Introduction: Metabolic acidosis is the most frequent acid-base disorder in the intensive care unit. The optimal analysis of the underlying mechanisms is unknown.
Aim: To compare the conventional approach with the physicochemical approach in quantifying complicated metabolic acidosis in patients in the intensive care unit.
Patients and methods: We included 50 consecutive patients with a metabolic acidosis (standard base excess < or = -5). We measured sodium, potassium, calcium, magnesium, chloride, lactate, creatinine, urea, phosphate, albumin, pH, and arterial carbon dioxide and oxygen tensions in every patient. We then calculated HCO3-, the base excess, the anion gap, the albumin-corrected anion gap, the apparent strong ion difference, the effective strong ion difference and the strong ion gap.

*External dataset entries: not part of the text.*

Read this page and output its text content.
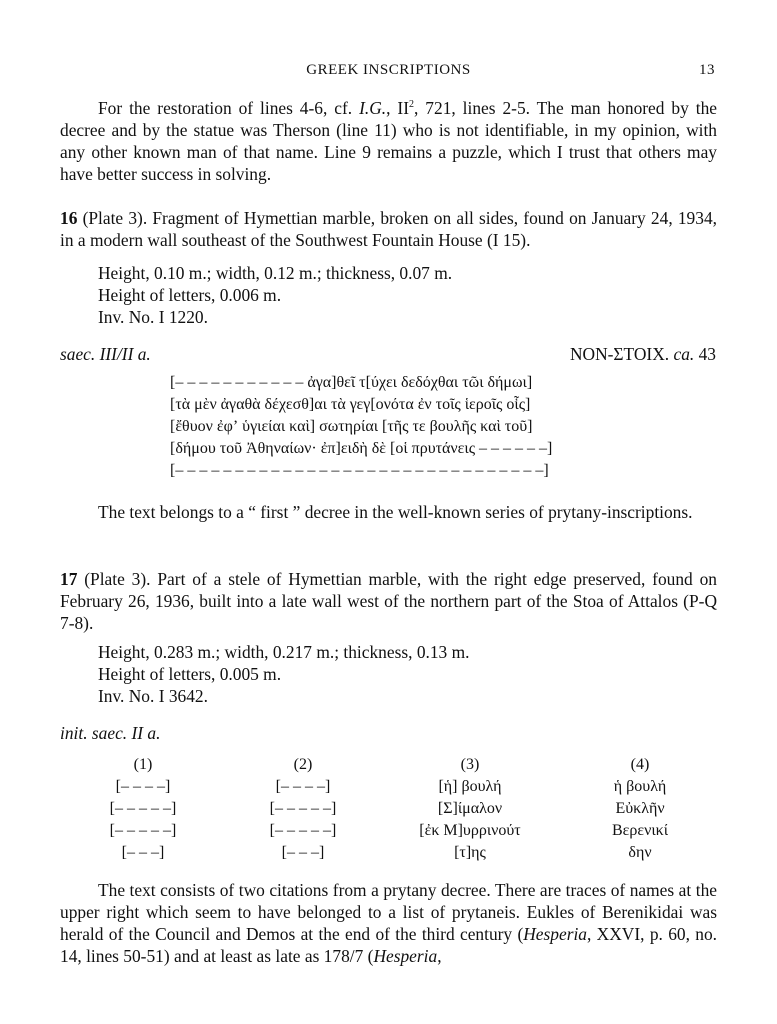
GREEK INSCRIPTIONS	13
For the restoration of lines 4-6, cf. I.G., $II^2$, 721, lines 2-5. The man honored by the decree and by the statue was Therson (line 11) who is not identifiable, in my opinion, with any other known man of that name. Line 9 remains a puzzle, which I trust that others may have better success in solving.
16 (Plate 3). Fragment of Hymettian marble, broken on all sides, found on January 24, 1934, in a modern wall southeast of the Southwest Fountain House (I 15).
Height, 0.10 m.; width, 0.12 m.; thickness, 0.07 m.
Height of letters, 0.006 m.
Inv. No. I 1220.
saec. III/II a.	NON-ΣΤΟΙΧ. ca. 43
[– – – – – – – – – – – ἀγα]θεῖ τ[ύχει δεδόχθαι τῶι δήμωι]
[τὰ μὲν ἀγαθὰ δέχεσθ]αι τὰ γεγ[ονότα ἐν τοῖς ἱεροῖς οἷς]
[ἔθυον ἐφʼ ὑγιείαι καὶ] σωτηρίαι [τῆς τε βουλῆς καὶ τοῦ]
[δήμου τοῦ Ἀθηναίων· ἐπ]ειδὴ δὲ [οἱ πρυτάνεις – – – – – –]
[– – – – – – – – – – – – – – – – – – – – – – – – – – – – – – –]
The text belongs to a “ first ” decree in the well-known series of prytany-inscriptions.
17 (Plate 3). Part of a stele of Hymettian marble, with the right edge preserved, found on February 26, 1936, built into a late wall west of the northern part of the Stoa of Attalos (P-Q 7-8).
Height, 0.283 m.; width, 0.217 m.; thickness, 0.13 m.
Height of letters, 0.005 m.
Inv. No. I 3642.
init. saec. II a.
(1)
[– – – –]
[– – – – –]
[– – – – –]
[– – –]
(2)
[– – – –]
[– – – – –]
[– – – – –]
[– – –]
(3)
[ἡ] βουλή
[Σ]ίμαλον
[ἐκ Μ]υρρινούτ
[τ]ης
(4)
ἡ βουλή
Εὐκλῆν
Βερενικί
δην
The text consists of two citations from a prytany decree. There are traces of names at the upper right which seem to have belonged to a list of prytaneis. Eukles of Berenikidai was herald of the Council and Demos at the end of the third century (Hesperia, XXVI, p. 60, no. 14, lines 50-51) and at least as late as 178/7 (Hesperia,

Results: Most patients had multiple underlying mechanisms explaining the metabolic acidosis. Unmeasured strong anions were present in 98%, hyperchloremia was present in 80% and elevated lactate levels were present in 62% of patients. Calculation of the anion gap was not useful for the detection of hyperlactatemia. There was an excellent relation between the strong ion gap and the albumin-corrected and lactate-corrected anion gap (r2 = 0.934), with a bias of 1.86 and a precision of 0.96.
Conclusion: Multiple underlying mechanisms are present in most intensive care unit patients with a metabolic acidosis. These mechanisms are reliably determined by measuring the lactate-corrected and albumin-corrected anion gap. Calculation of the more time-consuming strong ion gap according to Stewart is therefore unnecessary.